Transcriptome analysis of Escherichia coli during exogenous challenge with C8 at pH 7.0 suggested that C8 challenge causes intracellular acidification and membrane damage. Network component analysis identified transcription factors with altered activity. We conclude that the membrane permeability of carboxylic acids enables acidification of the cell interior despite maintenance of the media pH at neutral. This acidification was not observed in a carboxylic acid producing strain, though this may be due to lower titers than those used in our exogenous challenge studies. We developed a framework for predicting the proton motive force during adaptation to strong inorganic acids and carboxylic acids. This model predicts that inorganic acid challenge is mitigated by cation accumulation, but the inverted proton motive force imposed by carboxylic acids requires anion accumulation. Utilization of native acid resistance systems was not useful in terms of supporting growth or alleviating intracellular acidification. The glutamate-dependent acid resistance system was found to be non-functional, possibly due to membrane damage. E. coli strains were also engineered for altered cyclopropane fatty acid content in the membrane, which had a dramatic effect on membrane properties, though C8 tolerance was not increased.
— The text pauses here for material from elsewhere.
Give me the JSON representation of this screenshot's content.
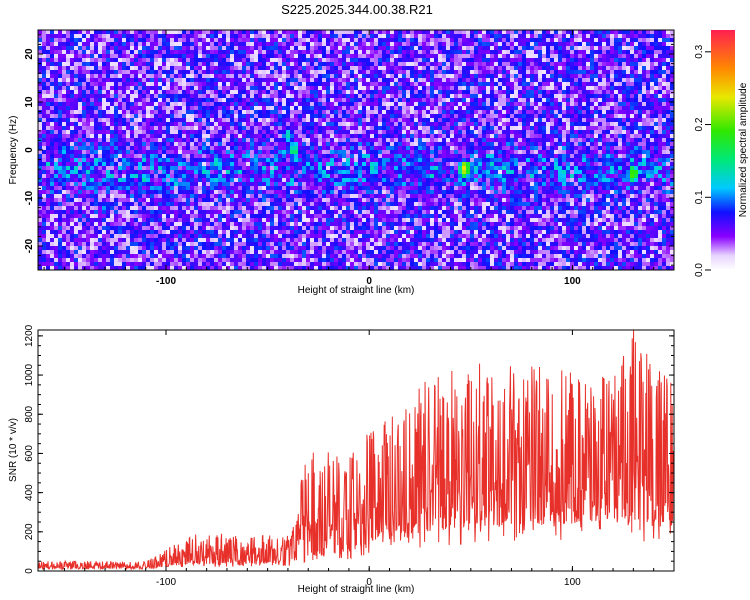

The microbial directed evolution method by sequential transfers was utilized to engineer an E. coli cell for an enhanced carboxylic acid tolerance phenotype. The C8-tolerant LAR1 strain overexpressing a short chain thioesterase specific for C8 more than doubled the production titer from 300 mg/L to 650 mg/L. The LAR1 strain displayed an altered physiology by a change in the membrane compared to the parent strain ML115. LAR1 had a lower saturated:unsaturated lipid ratio (S/U), higher average lipid length, a lower membrane fluidity, and a more negative surface charge. LAR1 did not show an improvement in the intracellular pH. Both the evolved strains and the parent strain were resequenced using Illumina short reads in order to identify the mutations responsible for the tolerance phenotype. Two mutations were found: two copies of the essential gene rpoC (rpoC-A1256C and rpoC∆(1-305) and basR-G82T. The rpoC mutations may give a hypermutability phenotype that allows LAR1 to adapt the stressful environments. The basR-G82T mutation increased the surface charge, as measured by zeta potential. These findings are quite significant as it may explain fundamental differences of bacterial physiology that can relate to changes in behavior.